Marvel was indeed one of the last to drive home the idea that movies can still be events. I've gone off on this before, but I don't find much appeal in sitting alone watching a film in a movie theater. If it won't be necessary, just put it on streaming. Marvel was one of the few exceptions to that rule. When the MCU was rocking and rolling, you had to see their movies in theaters, and it was a blast. I remember I was in college when "Avengers: Infinity War" came out, and going to that movie surrounded by a bunch of rowdy college kids gave off a concert-like vibe. The Infinity Saga was largely important because the films' quality was quite good. This may sound very contradictory coming from me, but magic came with the shared experience of seeing an MCU movie in the theater. There's a big difference between stories that need to be told and stories that get to be told. The MCU, as it pertains to its TV programs, is, unfortunately, the latter. They've ruined they idea that MCU products are events.

I would champion Marvel's foray into television if all of these stories seemed necessary in the grand scheme of things, but they don't. Even if you weren't really into the Infinity Saga, you have to admit that Marvel had its ducks in a row. They had a plan from the beginning, and they executed that plan. They were changes along the way, but for the most part, they were remarkably consistent. And it never felt like they jumped the shark, either. Kevin Feige and company very much took their sweet time. When you watch the original "Iron Man" film, it's just about a guy who decided to build a metal suit. 10 years later, he was in outer space, but you bought it. With the sheer number of TV shows that Marvel has thrown at you over the last several years, it feels like they're asking you to accept a lot. Rhodey being a Skrull? That's rough, man.

"WandaVision" did excite me about what the MCU could look like on television because TV allows you to branch off into weirdness. "WandaVision" and "Loki" did a great job of that. But the other MCU TV shows feel like rejected MCU scripts that they recycled and made into mini-series. A heavy majority of these shows also look like complete shit. "WandaVision" and "Loki" looks good.
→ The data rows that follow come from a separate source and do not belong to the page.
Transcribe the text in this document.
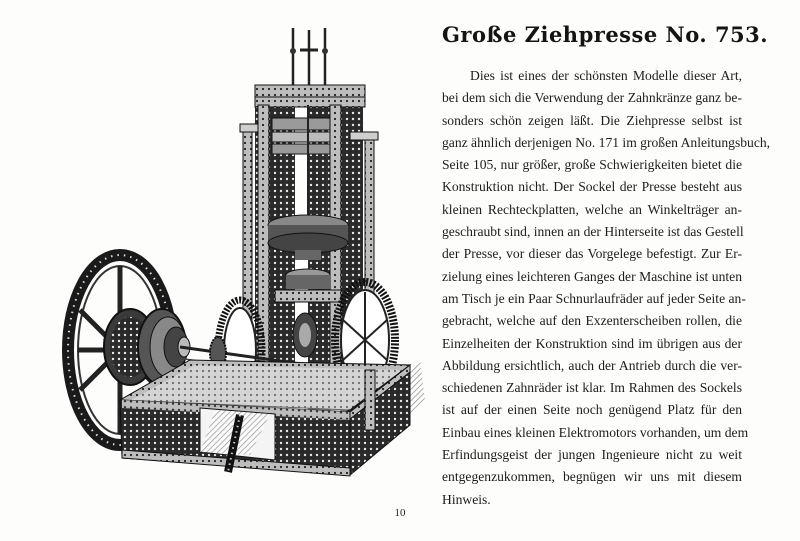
Große Ziehpresse No. 753.
Dies ist eines der schönsten Modelle dieser Art,
bei dem sich die Verwendung der Zahnkränze ganz be-
sonders schön zeigen läßt. Die Ziehpresse selbst ist
ganz ähnlich derjenigen No. 171 im großen Anleitungsbuch,
Seite 105, nur größer, große Schwierigkeiten bietet die
Konstruktion nicht. Der Sockel der Presse besteht aus
kleinen Rechteckplatten, welche an Winkelträger an-
geschraubt sind, innen an der Hinterseite ist das Gestell
der Presse, vor dieser das Vorgelege befestigt. Zur Er-
zielung eines leichteren Ganges der Maschine ist unten
am Tisch je ein Paar Schnurlaufräder auf jeder Seite an-
gebracht, welche auf den Exzenterscheiben rollen, die
Einzelheiten der Konstruktion sind im übrigen aus der
Abbildung ersichtlich, auch der Antrieb durch die ver-
schiedenen Zahnräder ist klar. Im Rahmen des Sockels
ist auf der einen Seite noch genügend Platz für den
Einbau eines kleinen Elektromotors vorhanden, um dem
Erfindungsgeist der jungen Ingenieure nicht zu weit
entgegenzukommen, begnügen wir uns mit diesem
Hinweis.
10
I'd even say "Falcon And The Winter Soldier" had some pretty impressive action sequences, but I'm tired of the god-awful CG. One of the appeals of these superhero movies and shows is that they're given unlimited budgets. There's no excuse for them to look as bad as they do. And this is not exclusive to the TV shows either. Something like "Thor: Love And Thunder" looked pretty goddamn awful as well.

The MCU needs a hard reset here. There was a laser focus that Kevin Feige and his co-creators had when putting together the Infinity Saga. It was one or two movies a year, and those were events. Now, Marvel has gone the way of "Star Wars," where nothing feels essential anymore. I may sound like an old man here, but this is difficult to follow. When it was just one or two movies a year, you could keep up with the continuity. But now, to keep up with what's happening, you must watch two films and eight episodes of four different TV shows to know what's happening in the timeline. I don't come from a vindictive place with my frustration here. Unlike "Star Wars," which I think has destroyed itself by putting people in power who don't know dick about "Star Wars," I'll always have a soft spot for the MCU. But their current projects feel like they need a more creative spark. They announced a few months ago that they would focus on fewer projects. That's the best course of action because the TV stuff just ain't working.